Bilirkişi heyetleri için de benzer sorunların yaşandığını anlatan Atal, “Örneğin Akkuyu Nükleer Santral davasında görevlendirilen bilirkişi heyeti 2016 yılındaki keşifte zeminden karot almadı. O zeminin çökeceğini, burada yapılacak nükleer santralin çok riskli olduğunu söylememize rağmen profesör unvanlı 15 bilirkişi karot aldırmadı. Arkasından Sinop Nükleer ÇED raporu iptali davasını açtığımızda gördük ki Akkuyu’da görevlendirilen bilirkişilerden 7 kişi Sinop için açılan davada da görevlendirildi. Ardından Akkuyu’da görev yapan 15 bilirkişiyi görevini kötüye kullanmaktan YÖK’e şikayet ettik. Böylece bu kişilerle aramızda husumet olduğuna dair mahkemeye bildirdik ve bilirkişileri reddettik. Bilirkişileri YÖK’e şikayet edince Sinop nükleer raporu lehimize geldi. Ancak Samsun İdare Mahkemesindeki hükümetin baskısı altındaki hakimler tamamen teknik bilgi gerektiren Sinop Nükleer Santrali raporu lehimize gelmesine rağmen davayı reddettiler. Fakat temyizimiz üzerine lehe bilirkişi raporuna Danıştay kararı bozdu” dedi.

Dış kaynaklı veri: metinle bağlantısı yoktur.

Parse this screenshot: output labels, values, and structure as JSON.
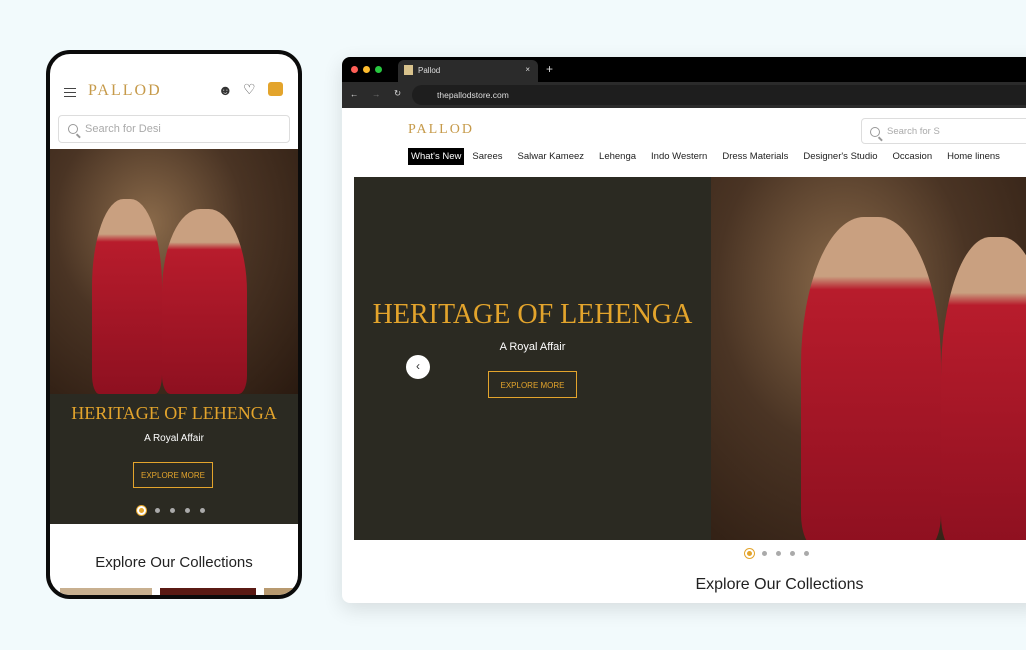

"AKP VATAN, MİLLET, BAYRAK DİYEREK TÜRKİYE’Yİ EMPERYALİST GÜÇLERE SATTI"
AKP iktidarının Türkiye’nin emperyalist ülkeler tarafından sömürülmesinin önünü açtığını belirten Atal, “Maden davalarında görüyoruz ki yabancı şirketler kendilerine Türk bir paravan şirket bulmuş. Örneğin, Afyon Emirdağ’da Türk maden firması Tüprag adı altında Kanadalı Eldorado Gold maden firması, Fatsa’da yine aynı şekilde Altıntepe Madencilik ismi altında İngiliz Stratex maden firması, Tokat Erbaa’da Galata Madencilik adı altında İngiliz Verusa Holding maden firması, Kütahya’da İngiliz Zenith Altın Madeni, Erzincan İliç’te Anagold Madencilik ismi altında Kanadalı-Amerikan SSR Mining firması faaliyet gösteriyor. Ve ürettikleri altının sadece yüzde 1.5’ini devlet hakkı olarak bırakırken, bizim bunu kamuoyunun gündemine getirmemiz üzerine 3-4 ay önce cumhurbaşkanı kararıyla devlet hakkını yüzde 8’e çıkardılar. Yüzde 8 de olsa yüzde 1.5 de olsa halkı zehirleyen sömürgeci güçler Türkiye’yi soymaya devam ediyor. Kapadokya’da 12 bin yıllık Özkonak yer altı kasabasının içinde bulunduğu alanı Kanadalı Centerra Gold maden şirketine sattılar. UNESCO’nun koruması altında burası. Tüm bu örneklerle görüyoruz ki AKP hükümeti ‘vatan, millet, bayrak’ diyerek Türkiye’yi emperyalist güçlere satmış durumda” şeklinde konuştu.